Douglas nodded, looking vaguely in the direction of Kheles. Hagen could tell his thoughts likely weren’t on things he would consider less extreme, but whatever they were about might be necessary. Though it could also be one of the ridiculous ideas that just got thrown out. Douglas was quite willing to give up on ideas where they proved impractical, it was just that his talents made far more options practical than most people would think.


From atop a not-too-distant hill, Emerich looked down towards an encampment of Scoubarran soldiers. It was unlikely they would notice him even if they looked in his direction, hidden among the trees and quite far away. Spyglasses were one of his favorite things, and he was quite glad to be less worried about damaging the one he had. They were delicate instruments, but when one could use magic to repair them it wasn’t quite so troublesome. Spells had to be customized for use with any particular spyglass, since they couldn’t afford any warping of the glass or tube upon repair. He hadn’t yet needed to do it, but it made him feel much better to know that he couldn’t accidentally throw away years’ worth of pay in an accident. 

Though he was now somehow one of the higher ranking mages in Othius- partly for being the first human recognized as one, and partly because they simply had so few in practice- he was acting as a scout again. With the ability to openly use magic, he could be more effective as a scout. Yet he also had to keep in mind where not to use magic. Like where he was, overlooking a camp that could have a dozen or more mages in it. They probably wouldn’t notice him using magic, but relying on mundane skills where there was that sort of risk seemed better. 

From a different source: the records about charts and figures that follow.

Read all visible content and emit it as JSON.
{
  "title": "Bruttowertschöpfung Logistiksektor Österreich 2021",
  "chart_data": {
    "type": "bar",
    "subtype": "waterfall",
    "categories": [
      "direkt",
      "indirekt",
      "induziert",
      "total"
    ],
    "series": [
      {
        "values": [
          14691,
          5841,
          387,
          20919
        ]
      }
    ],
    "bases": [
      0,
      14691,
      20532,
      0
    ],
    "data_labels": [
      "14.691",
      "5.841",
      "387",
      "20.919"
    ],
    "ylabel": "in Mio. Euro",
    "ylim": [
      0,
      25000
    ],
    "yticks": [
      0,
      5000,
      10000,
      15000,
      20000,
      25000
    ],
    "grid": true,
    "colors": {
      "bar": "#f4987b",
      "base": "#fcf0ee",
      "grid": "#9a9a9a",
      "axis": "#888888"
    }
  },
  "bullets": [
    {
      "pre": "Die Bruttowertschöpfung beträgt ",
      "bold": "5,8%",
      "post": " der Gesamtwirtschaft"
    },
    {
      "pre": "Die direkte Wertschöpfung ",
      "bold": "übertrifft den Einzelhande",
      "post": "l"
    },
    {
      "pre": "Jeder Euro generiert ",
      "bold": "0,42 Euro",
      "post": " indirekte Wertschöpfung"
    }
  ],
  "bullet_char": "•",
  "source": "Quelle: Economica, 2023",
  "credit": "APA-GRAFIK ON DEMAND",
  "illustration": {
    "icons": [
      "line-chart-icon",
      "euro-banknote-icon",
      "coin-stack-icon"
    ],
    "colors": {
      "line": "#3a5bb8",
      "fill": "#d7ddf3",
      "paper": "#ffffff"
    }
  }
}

His squad was much the same as it had been before- he was able to request many of his former squad to accompany him. He also had several members of the fey as magical backup, since the abilities of a wizard weren’t inherently flexible. Even with a couple years of open practice of magic, Emerich was limited in how many spells he could memorize. He had very little in the way of fireballs and the like- though he fondly kept some of the trap spells he’d made use of before. His purpose wasn’t to engage in combat, but simply to observe enemy movements. 

He found himself quite far from home, since Testror was on the opposite side of Dalgare the long way. Ironically, he was at more risk from Scoubar now that he was a better mage- but that also kept him motivated to continue the fight. They had been cast out of Dalgare, but their armies were indeed still growing in Testror. War was inevitable. What he needed to do was provide accurate information to the alliance, so that the commanders could make proper strategic decisions.

Emerich put away his spyglass, still gingerly but without such paranoia as usual. It was time to move on. What he’d seen already wasn’t outside their estimations, but the numbers were certainly worrying. Perhaps he could come up with a scheme to determine how many princes were present in each area. Some made themselves obvious, but others were more conservative. Personally, Emerich thought the latter were smarter- being a target was foolish, even if it gave you something in return like ‘status’.